- Rousseff says she now has backing of the majority of Congress
- Lawmakers need to approve financial transaction tax, she says
Brazil’s President Dilma Rousseff said Joaquim Levy will remain as her finance minister, allaying rumors he would step down because he is losing support for his plan to shore up public accounts.
Rousseff said she disagreed with her mentor and predecessor Luiz Inacio Lula da Silva over Levy’s effectiveness. Lula, according to local reports, has criticized Levy in closed meetings, saying he puts too much emphasis on the austerity plan and ignores the need of pro-growth measures.
“I think it’s extremely harmful and negative to the country the speculations about minister Joaquim Levy that happen now and then.” Rousseff told reporters Monday in Antalya, Turkey, where she is attending the G-20 summit. The speculations “force me to systematically come out and reinforce that minister Joaquim Levy is staying where he is.”
Rousseff also urged Congress to approve the creation of a financial transaction tax, and said she now has the backing of the majority in Congress to move ahead with her economic plan.
Brazilian media have repeatedly reported in recent months that Levy will be dismissed, even as the president says he has her full support. The speculation comes as Rousseff’s allies express frustration with the lack of policies to fuel economic growth amid a recession. The minister has complained to Rousseff about the lack of support from within her ruling coalition, according to officials with direct knowledge of his meetings.
“I’m staying until further notice. I think I have the support of President Dilma,” Levy told reporters on Sunday. He traveled to Antalya to accompany Rousseff.
He said that Congress had recently advanced on important bills to help cap spending and boost revenue.

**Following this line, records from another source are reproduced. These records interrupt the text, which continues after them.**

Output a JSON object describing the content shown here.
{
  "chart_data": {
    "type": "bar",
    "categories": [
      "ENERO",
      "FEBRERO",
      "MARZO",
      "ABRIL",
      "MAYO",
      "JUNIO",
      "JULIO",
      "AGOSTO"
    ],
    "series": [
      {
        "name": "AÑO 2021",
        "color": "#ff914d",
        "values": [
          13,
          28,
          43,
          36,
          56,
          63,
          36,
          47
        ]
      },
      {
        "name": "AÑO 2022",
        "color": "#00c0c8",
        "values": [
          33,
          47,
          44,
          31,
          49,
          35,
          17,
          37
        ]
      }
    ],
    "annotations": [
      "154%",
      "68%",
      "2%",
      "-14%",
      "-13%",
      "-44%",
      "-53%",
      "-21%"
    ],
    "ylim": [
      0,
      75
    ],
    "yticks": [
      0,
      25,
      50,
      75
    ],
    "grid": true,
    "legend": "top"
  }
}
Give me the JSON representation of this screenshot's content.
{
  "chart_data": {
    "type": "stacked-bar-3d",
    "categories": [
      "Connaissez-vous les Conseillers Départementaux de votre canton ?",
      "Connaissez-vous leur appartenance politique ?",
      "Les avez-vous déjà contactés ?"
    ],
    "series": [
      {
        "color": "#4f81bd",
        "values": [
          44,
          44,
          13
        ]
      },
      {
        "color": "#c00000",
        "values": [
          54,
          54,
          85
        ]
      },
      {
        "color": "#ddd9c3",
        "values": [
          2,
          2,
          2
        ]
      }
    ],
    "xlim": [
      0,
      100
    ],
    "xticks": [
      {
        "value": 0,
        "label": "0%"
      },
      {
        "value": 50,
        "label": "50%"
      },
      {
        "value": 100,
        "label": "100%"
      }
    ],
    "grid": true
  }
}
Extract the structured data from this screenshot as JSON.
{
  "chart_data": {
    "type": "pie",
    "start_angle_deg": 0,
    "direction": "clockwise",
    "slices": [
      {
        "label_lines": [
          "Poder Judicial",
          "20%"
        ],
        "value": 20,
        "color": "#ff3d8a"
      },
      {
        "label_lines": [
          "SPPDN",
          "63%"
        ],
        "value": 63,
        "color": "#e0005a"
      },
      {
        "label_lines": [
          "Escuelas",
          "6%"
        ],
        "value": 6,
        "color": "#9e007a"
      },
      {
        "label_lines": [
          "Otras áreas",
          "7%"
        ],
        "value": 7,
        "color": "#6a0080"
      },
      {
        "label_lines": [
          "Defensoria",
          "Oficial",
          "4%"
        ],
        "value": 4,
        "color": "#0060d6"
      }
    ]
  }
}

Increased fiscal discipline will help set the stage for economic recovery, he said.
Rousseff is resisting pressure from politicians in the ruling coalition and Lula to remove Levy from office, a government official with knowledge of the discussions said Nov. 13. Earlier that day wire service Valor Pro reported that Rousseff was considering whether to replace Levy with former central bank chief Henrique Meirelles.
Asked whether he felt threatened in his job or could be replaced, Levy said, “I’m sailing along.”